Não queremos, de forma alguma, desencorajá-la, mas se você quiser empreender no Brasil vai  precisar de muita garra, força de vontade e resiliência. Isso porque o Brasil foi considerado o 14º pior país para o empreendedorismo feminino. Os dados são do Global Women Entrepreneur Leaders Scorecard (Índice Global de Líderes Empreendedoras), feito pela Dell, empresa de soluções de TI, e divulgado neste mês. O estudo, que avaliou desafios e oportunidades para empreendedoras em 31 países colocou o Brasil numa posição de mediana para ruim. O país está à frente de nações como África do Sul, Índia e Turquia, mas atrás de nomes como Chile, Japão, México e China.

Os melhores países para as empreendedoras são, na ordem, Estados Unidos, Canadá e Austrália. O índice avaliou cinco categorias principais: ambientes de negócio familiares; acesso a recursos; liderança e direitos; oportunidades para o empreendedorismo feminino; e potencial de alto crescimento de empresas pertencentes a mulheres. Acesse aqui o estudo

Alerta – O estudo é um alerta de que muito ainda precisa ser feito para que homens e mulheres tenham as mesmas oportunidades de empreender.

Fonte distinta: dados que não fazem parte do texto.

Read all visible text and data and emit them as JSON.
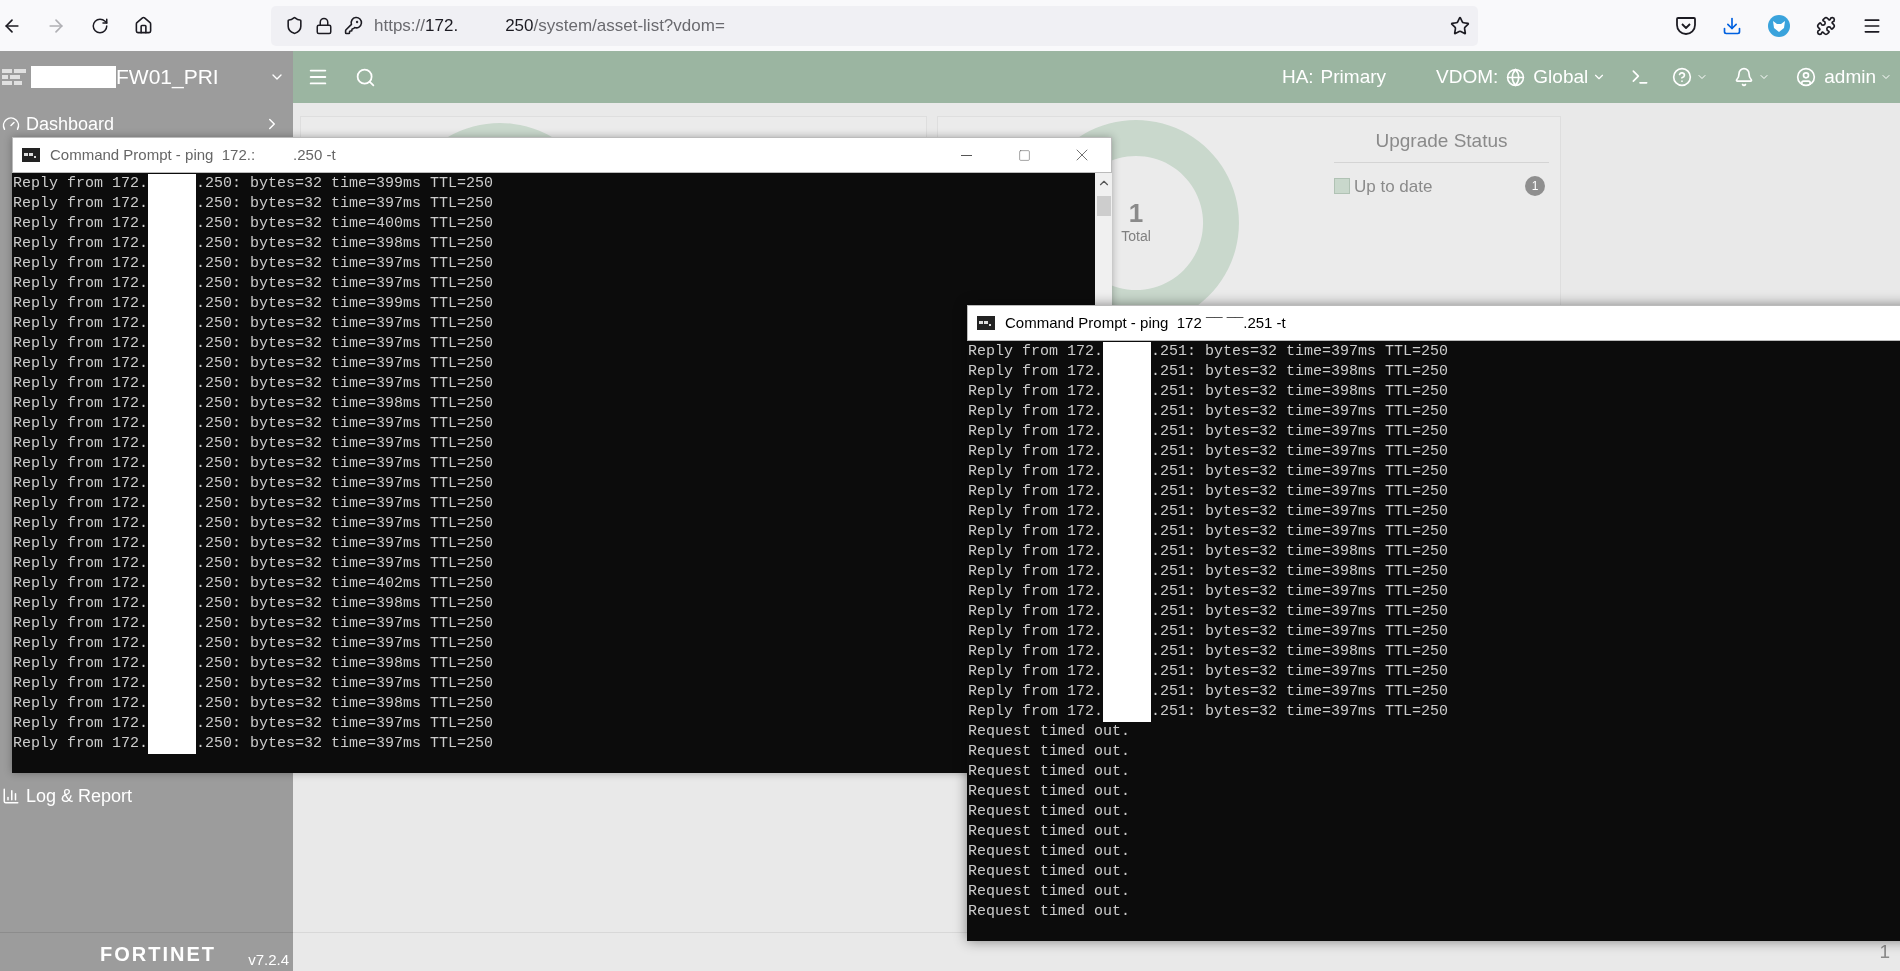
{
  "browser": {
    "forward_disabled": true,
    "url_scheme": "https://",
    "url_host_start": "172.",
    "url_host_end": "250",
    "url_path": "/system/asset-list?vdom="
  },
  "header": {
    "hostname": "FW01_PRI",
    "ha_label": "HA:",
    "ha_value": "Primary",
    "vdom_label": "VDOM:",
    "vdom_value": "Global",
    "user": "admin"
  },
  "sidebar": {
    "items": [
      {
        "label": "Dashboard"
      },
      {
        "label": "Log & Report"
      }
    ],
    "logo_text": "FORTINET",
    "version": "v7.2.4"
  },
  "upgrade_card": {
    "total": "1",
    "total_label": "Total",
    "legend_title": "Upgrade Status",
    "legend": [
      {
        "label": "Up to date",
        "count": "1",
        "checked": false
      }
    ]
  },
  "page_footer": {
    "count": "1"
  },
  "windows": [
    {
      "title_parts": [
        "Command Prompt - ping  172.:",
        ".250 -t"
      ],
      "active": false,
      "lines": [
        {
          "kind": "redacted",
          "start": "Reply from 172.",
          "end": ".250: bytes=32 time=399ms TTL=250"
        },
        {
          "kind": "redacted",
          "start": "Reply from 172.",
          "end": ".250: bytes=32 time=397ms TTL=250"
        },
        {
          "kind": "redacted",
          "start": "Reply from 172.",
          "end": ".250: bytes=32 time=400ms TTL=250"
        },
        {
          "kind": "redacted",
          "start": "Reply from 172.",
          "end": ".250: bytes=32 time=398ms TTL=250"
        },
        {
          "kind": "redacted",
          "start": "Reply from 172.",
          "end": ".250: bytes=32 time=397ms TTL=250"
        },
        {
          "kind": "redacted",
          "start": "Reply from 172.",
          "end": ".250: bytes=32 time=397ms TTL=250"
        },
        {
          "kind": "redacted",
          "start": "Reply from 172.",
          "end": ".250: bytes=32 time=399ms TTL=250"
        },
        {
          "kind": "redacted",
          "start": "Reply from 172.",
          "end": ".250: bytes=32 time=397ms TTL=250"
        },
        {
          "kind": "redacted",
          "start": "Reply from 172.",
          "end": ".250: bytes=32 time=397ms TTL=250"
        },
        {
          "kind": "redacted",
          "start": "Reply from 172.",
          "end": ".250: bytes=32 time=397ms TTL=250"
        },
        {
          "kind": "redacted",
          "start": "Reply from 172.",
          "end": ".250: bytes=32 time=397ms TTL=250"
        },
        {
          "kind": "redacted",
          "start": "Reply from 172.",
          "end": ".250: bytes=32 time=398ms TTL=250"
        },
        {
          "kind": "redacted",
          "start": "Reply from 172.",
          "end": ".250: bytes=32 time=397ms TTL=250"
        },
        {
          "kind": "redacted",
          "start": "Reply from 172.",
          "end": ".250: bytes=32 time=397ms TTL=250"
        },
        {
          "kind": "redacted",
          "start": "Reply from 172.",
          "end": ".250: bytes=32 time=397ms TTL=250"
        },
        {
          "kind": "redacted",
          "start": "Reply from 172.",
          "end": ".250: bytes=32 time=397ms TTL=250"
        },
        {
          "kind": "redacted",
          "start": "Reply from 172.",
          "end": ".250: bytes=32 time=397ms TTL=250"
        },
        {
          "kind": "redacted",
          "start": "Reply from 172.",
          "end": ".250: bytes=32 time=397ms TTL=250"
        },
        {
          "kind": "redacted",
          "start": "Reply from 172.",
          "end": ".250: bytes=32 time=397ms TTL=250"
        },
        {
          "kind": "redacted",
          "start": "Reply from 172.",
          "end": ".250: bytes=32 time=397ms TTL=250"
        },
        {
          "kind": "redacted",
          "start": "Reply from 172.",
          "end": ".250: bytes=32 time=402ms TTL=250"
        },
        {
          "kind": "redacted",
          "start": "Reply from 172.",
          "end": ".250: bytes=32 time=398ms TTL=250"
        },
        {
          "kind": "redacted",
          "start": "Reply from 172.",
          "end": ".250: bytes=32 time=397ms TTL=250"
        },
        {
          "kind": "redacted",
          "start": "Reply from 172.",
          "end": ".250: bytes=32 time=397ms TTL=250"
        },
        {
          "kind": "redacted",
          "start": "Reply from 172.",
          "end": ".250: bytes=32 time=398ms TTL=250"
        },
        {
          "kind": "redacted",
          "start": "Reply from 172.",
          "end": ".250: bytes=32 time=397ms TTL=250"
        },
        {
          "kind": "redacted",
          "start": "Reply from 172.",
          "end": ".250: bytes=32 time=398ms TTL=250"
        },
        {
          "kind": "redacted",
          "start": "Reply from 172.",
          "end": ".250: bytes=32 time=397ms TTL=250"
        },
        {
          "kind": "redacted",
          "start": "Reply from 172.",
          "end": ".250: bytes=32 time=397ms TTL=250"
        }
      ]
    },
    {
      "title_parts": [
        "Command Prompt - ping  172 ¯¯ ¯¯.251 -t"
      ],
      "active": true,
      "lines": [
        {
          "kind": "redacted",
          "start": "Reply from 172.",
          "end": ".251: bytes=32 time=397ms TTL=250"
        },
        {
          "kind": "redacted",
          "start": "Reply from 172.",
          "end": ".251: bytes=32 time=398ms TTL=250"
        },
        {
          "kind": "redacted",
          "start": "Reply from 172.",
          "end": ".251: bytes=32 time=398ms TTL=250"
        },
        {
          "kind": "redacted",
          "start": "Reply from 172.",
          "end": ".251: bytes=32 time=397ms TTL=250"
        },
        {
          "kind": "redacted",
          "start": "Reply from 172.",
          "end": ".251: bytes=32 time=397ms TTL=250"
        },
        {
          "kind": "redacted",
          "start": "Reply from 172.",
          "end": ".251: bytes=32 time=397ms TTL=250"
        },
        {
          "kind": "redacted",
          "start": "Reply from 172.",
          "end": ".251: bytes=32 time=397ms TTL=250"
        },
        {
          "kind": "redacted",
          "start": "Reply from 172.",
          "end": ".251: bytes=32 time=397ms TTL=250"
        },
        {
          "kind": "redacted",
          "start": "Reply from 172.",
          "end": ".251: bytes=32 time=397ms TTL=250"
        },
        {
          "kind": "redacted",
          "start": "Reply from 172.",
          "end": ".251: bytes=32 time=397ms TTL=250"
        },
        {
          "kind": "redacted",
          "start": "Reply from 172.",
          "end": ".251: bytes=32 time=398ms TTL=250"
        },
        {
          "kind": "redacted",
          "start": "Reply from 172.",
          "end": ".251: bytes=32 time=398ms TTL=250"
        },
        {
          "kind": "redacted",
          "start": "Reply from 172.",
          "end": ".251: bytes=32 time=397ms TTL=250"
        },
        {
          "kind": "redacted",
          "start": "Reply from 172.",
          "end": ".251: bytes=32 time=397ms TTL=250"
        },
        {
          "kind": "redacted",
          "start": "Reply from 172.",
          "end": ".251: bytes=32 time=397ms TTL=250"
        },
        {
          "kind": "redacted",
          "start": "Reply from 172.",
          "end": ".251: bytes=32 time=398ms TTL=250"
        },
        {
          "kind": "redacted",
          "start": "Reply from 172.",
          "end": ".251: bytes=32 time=397ms TTL=250"
        },
        {
          "kind": "redacted",
          "start": "Reply from 172.",
          "end": ".251: bytes=32 time=397ms TTL=250"
        },
        {
          "kind": "redacted",
          "start": "Reply from 172.",
          "end": ".251: bytes=32 time=397ms TTL=250"
        },
        {
          "kind": "plain",
          "text": "Request timed out."
        },
        {
          "kind": "plain",
          "text": "Request timed out."
        },
        {
          "kind": "plain",
          "text": "Request timed out."
        },
        {
          "kind": "plain",
          "text": "Request timed out."
        },
        {
          "kind": "plain",
          "text": "Request timed out."
        },
        {
          "kind": "plain",
          "text": "Request timed out."
        },
        {
          "kind": "plain",
          "text": "Request timed out."
        },
        {
          "kind": "plain",
          "text": "Request timed out."
        },
        {
          "kind": "plain",
          "text": "Request timed out."
        },
        {
          "kind": "plain",
          "text": "Request timed out."
        }
      ]
    }
  ]
}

O acesso ao capital e à inovação ainda é um desafio para as mulheres, mesmo nos países que receberam as notas mais altas. Nos EUA, por exemplo, que é o 1º colocado da lista, apenas 3% das empresas pertencentes a mulheres receberam financiamento de capital de risco em 2014. Conforme a pesquisa, caso as norte-americanas iniciassem negócios no mesmo ritmo que os homens, gerariam cerca de 15 milhões de novos empregos em dois anos.

Além disso, em todos os 31 países, as mulheres são menos propensas a conhecer empreendedores. “Isso significa que as mulheres não têm modelos visíveis e conexões com a comunidade empresarial que impactem a sua tendência para iniciar um negócio”, diz o comunicado da Dell.

Em 68% dos países, as mulheres veem menos oportunidades de começar um negócio do que um homem. A boa notícia é que quase todas as entrevistadas acreditam que têm as mesmas competências dos homens para abrir um negócio. O primeiro passo – que é acreditar em si mesma -, pelo menos, já foi dado.